Observation: In addition to the regular reduction through gradient descent, the $\theta_j$ also **shrinks with the factor** $(1-\alpha*\frac{\lambda}{m}\theta_j)$

##### Regularize the Normal Equation
![W3-REG-LP-NE](Plots/W3-REG-LP-NE.png)
Observation: L is an identity matrix with size (n+1)*(n+1)

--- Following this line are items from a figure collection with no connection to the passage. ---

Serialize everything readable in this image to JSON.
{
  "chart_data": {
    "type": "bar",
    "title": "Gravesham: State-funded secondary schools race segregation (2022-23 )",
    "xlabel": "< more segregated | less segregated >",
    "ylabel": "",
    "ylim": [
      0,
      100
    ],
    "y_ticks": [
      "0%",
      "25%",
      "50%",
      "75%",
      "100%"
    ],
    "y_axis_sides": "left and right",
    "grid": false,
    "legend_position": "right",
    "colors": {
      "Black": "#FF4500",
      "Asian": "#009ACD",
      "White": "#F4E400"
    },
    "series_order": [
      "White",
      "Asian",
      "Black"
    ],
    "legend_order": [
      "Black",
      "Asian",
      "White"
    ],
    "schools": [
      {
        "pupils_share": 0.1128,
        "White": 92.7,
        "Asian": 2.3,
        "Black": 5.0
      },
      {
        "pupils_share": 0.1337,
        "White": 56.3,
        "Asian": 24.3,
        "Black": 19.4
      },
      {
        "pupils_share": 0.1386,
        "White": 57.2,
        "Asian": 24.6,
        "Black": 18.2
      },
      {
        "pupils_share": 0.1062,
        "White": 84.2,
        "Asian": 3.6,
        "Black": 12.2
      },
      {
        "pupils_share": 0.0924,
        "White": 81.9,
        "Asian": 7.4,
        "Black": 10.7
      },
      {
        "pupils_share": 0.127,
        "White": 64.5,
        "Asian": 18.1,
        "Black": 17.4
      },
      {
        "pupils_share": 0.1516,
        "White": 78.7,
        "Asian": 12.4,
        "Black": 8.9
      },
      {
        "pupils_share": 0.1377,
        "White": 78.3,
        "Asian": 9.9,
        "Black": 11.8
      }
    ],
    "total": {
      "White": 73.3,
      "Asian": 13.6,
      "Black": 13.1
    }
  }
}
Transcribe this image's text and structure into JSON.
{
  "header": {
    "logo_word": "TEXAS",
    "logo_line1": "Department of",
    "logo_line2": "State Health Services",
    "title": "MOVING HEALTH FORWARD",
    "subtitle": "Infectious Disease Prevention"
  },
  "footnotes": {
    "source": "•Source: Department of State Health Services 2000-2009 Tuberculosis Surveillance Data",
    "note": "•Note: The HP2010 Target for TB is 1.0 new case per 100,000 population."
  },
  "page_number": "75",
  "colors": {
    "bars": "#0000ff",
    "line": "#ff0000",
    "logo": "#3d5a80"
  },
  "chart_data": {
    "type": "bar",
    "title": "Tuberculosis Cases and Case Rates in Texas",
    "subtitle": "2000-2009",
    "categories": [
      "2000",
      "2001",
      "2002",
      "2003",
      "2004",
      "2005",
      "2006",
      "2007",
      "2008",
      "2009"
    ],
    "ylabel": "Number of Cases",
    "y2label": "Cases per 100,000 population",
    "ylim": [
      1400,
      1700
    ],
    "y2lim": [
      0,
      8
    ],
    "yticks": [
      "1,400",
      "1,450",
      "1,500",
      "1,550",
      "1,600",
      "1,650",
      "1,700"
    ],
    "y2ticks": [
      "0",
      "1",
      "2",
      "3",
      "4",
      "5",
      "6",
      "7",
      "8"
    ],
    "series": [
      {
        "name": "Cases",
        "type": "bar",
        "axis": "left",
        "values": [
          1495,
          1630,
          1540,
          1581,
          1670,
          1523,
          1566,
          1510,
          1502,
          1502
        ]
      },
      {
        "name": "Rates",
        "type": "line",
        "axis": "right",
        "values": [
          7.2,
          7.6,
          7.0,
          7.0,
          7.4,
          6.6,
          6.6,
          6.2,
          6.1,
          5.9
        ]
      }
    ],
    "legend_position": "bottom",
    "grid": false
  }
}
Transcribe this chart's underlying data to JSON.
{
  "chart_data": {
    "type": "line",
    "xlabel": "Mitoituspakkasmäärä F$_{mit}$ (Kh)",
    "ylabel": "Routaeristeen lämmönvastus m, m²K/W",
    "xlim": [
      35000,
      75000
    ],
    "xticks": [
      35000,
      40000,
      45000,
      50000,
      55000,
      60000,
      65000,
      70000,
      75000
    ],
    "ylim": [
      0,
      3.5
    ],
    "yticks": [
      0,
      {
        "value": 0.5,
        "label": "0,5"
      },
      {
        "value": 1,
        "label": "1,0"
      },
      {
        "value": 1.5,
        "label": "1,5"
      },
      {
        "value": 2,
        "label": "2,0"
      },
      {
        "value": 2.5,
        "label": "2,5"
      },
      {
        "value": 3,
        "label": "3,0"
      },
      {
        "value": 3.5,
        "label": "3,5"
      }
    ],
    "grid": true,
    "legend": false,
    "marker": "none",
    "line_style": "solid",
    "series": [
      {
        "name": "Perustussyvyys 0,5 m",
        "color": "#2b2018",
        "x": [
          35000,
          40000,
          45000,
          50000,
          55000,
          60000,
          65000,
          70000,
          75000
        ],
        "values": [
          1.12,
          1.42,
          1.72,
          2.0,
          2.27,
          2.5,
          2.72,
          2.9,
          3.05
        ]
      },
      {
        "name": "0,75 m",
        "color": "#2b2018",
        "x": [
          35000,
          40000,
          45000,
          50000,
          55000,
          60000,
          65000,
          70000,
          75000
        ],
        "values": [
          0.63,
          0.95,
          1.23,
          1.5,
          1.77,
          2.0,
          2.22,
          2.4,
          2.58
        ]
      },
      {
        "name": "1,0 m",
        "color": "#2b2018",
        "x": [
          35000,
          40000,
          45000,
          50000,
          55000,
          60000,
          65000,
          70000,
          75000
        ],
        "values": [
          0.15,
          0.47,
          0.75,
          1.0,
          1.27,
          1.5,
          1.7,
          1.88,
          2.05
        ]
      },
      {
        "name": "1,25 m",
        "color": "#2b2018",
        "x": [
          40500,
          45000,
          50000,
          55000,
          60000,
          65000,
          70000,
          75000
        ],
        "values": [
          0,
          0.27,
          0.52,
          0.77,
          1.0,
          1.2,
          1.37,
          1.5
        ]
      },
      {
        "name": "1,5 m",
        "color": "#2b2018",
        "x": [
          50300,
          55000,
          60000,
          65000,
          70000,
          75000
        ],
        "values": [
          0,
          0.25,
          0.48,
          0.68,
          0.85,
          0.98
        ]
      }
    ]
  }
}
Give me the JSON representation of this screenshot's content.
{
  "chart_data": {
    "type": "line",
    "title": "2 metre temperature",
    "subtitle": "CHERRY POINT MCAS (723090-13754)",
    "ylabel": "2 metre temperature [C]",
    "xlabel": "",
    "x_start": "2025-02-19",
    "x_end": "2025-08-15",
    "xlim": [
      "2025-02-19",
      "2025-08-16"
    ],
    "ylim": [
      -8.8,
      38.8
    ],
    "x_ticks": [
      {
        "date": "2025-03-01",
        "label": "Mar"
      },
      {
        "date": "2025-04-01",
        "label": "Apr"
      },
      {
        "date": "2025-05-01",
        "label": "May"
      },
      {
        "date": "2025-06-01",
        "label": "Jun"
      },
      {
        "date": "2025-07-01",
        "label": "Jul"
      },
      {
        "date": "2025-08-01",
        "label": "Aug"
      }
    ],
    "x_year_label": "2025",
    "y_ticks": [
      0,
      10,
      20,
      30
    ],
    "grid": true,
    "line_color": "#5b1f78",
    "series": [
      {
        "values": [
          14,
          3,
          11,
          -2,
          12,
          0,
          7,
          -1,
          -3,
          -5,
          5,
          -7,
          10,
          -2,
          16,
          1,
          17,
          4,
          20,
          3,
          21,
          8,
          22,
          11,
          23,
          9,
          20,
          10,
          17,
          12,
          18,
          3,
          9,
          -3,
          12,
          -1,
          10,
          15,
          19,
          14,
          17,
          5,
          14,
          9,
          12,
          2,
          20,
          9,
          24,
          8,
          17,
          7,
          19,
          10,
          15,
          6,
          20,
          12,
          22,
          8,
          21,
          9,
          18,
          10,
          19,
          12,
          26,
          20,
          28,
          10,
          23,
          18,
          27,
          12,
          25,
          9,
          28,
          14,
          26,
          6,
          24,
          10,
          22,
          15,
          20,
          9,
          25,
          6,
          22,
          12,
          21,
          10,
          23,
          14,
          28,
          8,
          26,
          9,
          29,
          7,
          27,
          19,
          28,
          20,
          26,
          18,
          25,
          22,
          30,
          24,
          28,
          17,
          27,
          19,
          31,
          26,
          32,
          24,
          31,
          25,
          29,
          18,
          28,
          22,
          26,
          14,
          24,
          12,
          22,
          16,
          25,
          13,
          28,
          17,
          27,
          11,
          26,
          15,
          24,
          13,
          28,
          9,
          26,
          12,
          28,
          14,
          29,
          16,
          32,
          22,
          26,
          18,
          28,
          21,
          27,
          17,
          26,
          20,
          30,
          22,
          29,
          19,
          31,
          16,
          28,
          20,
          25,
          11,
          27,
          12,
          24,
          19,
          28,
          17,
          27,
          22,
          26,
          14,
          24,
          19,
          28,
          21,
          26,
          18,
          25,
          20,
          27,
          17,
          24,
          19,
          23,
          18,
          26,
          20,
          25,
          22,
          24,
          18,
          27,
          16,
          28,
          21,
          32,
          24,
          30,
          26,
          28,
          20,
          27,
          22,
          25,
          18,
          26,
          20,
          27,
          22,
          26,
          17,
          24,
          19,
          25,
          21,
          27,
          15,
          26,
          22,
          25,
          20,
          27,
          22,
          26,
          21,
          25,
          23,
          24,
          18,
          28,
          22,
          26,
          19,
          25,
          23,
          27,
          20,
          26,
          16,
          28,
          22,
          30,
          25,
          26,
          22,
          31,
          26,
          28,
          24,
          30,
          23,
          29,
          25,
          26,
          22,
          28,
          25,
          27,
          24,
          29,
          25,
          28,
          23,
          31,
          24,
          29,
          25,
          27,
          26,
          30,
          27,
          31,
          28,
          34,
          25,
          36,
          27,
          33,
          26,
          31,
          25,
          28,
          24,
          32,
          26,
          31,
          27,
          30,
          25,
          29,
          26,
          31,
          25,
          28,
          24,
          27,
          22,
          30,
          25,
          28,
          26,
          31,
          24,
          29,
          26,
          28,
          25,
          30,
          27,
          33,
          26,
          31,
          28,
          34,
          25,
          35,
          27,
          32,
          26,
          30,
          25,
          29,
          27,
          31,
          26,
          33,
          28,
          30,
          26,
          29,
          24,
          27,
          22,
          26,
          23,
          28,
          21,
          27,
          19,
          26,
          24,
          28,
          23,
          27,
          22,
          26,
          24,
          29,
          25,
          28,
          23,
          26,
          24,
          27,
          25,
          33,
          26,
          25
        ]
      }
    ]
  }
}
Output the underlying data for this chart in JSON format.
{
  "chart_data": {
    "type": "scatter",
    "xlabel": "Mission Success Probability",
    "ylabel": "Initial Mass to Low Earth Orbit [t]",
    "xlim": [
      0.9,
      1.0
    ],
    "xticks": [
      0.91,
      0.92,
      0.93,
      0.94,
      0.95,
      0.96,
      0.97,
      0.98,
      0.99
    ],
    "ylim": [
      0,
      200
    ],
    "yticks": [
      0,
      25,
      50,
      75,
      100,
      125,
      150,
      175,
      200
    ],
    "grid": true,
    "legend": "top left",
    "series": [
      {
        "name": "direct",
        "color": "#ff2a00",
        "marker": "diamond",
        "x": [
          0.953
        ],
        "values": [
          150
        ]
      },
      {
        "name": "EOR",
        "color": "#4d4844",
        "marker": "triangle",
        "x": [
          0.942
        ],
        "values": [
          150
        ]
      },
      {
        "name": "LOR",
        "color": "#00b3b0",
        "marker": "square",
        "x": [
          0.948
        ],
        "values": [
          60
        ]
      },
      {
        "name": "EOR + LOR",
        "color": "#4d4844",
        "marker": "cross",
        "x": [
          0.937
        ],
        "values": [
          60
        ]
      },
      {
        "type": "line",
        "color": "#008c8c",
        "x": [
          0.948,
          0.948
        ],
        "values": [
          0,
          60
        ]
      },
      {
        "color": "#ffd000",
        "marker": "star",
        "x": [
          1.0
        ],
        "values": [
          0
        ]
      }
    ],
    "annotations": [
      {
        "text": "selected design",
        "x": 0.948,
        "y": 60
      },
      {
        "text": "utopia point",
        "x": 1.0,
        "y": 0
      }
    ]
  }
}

#### Regularized Logistic Regression
$J(\theta)=-\frac{1}{m}\sum^m_{i=1}[y^{(i)}log(h_{\theta}(x^{(i)})+(1-y^{(i)})log(1-h_{\theta}(x^{(i)}))]+\lambda \sum_{j=1}^n \theta^2_j$

##### Regularize the gradient descent
Repeat{

$\theta_0 := \theta_0 - \alpha*\frac{1}{m}\sum_{i=1}^m[(h_{\theta}(x^{(i)})-y^{(i)})*x_0^{(i)}]$
    
$\theta_j := \theta_j - \alpha*\{\frac{1}{m}\sum_{i=1}^m[(h_{\theta}(x^{(i)})-y^{(i)})*x_j^{(i)}]+\frac{\lambda}{m}\theta_j\}, j \in {1, 2, ...,n}$

}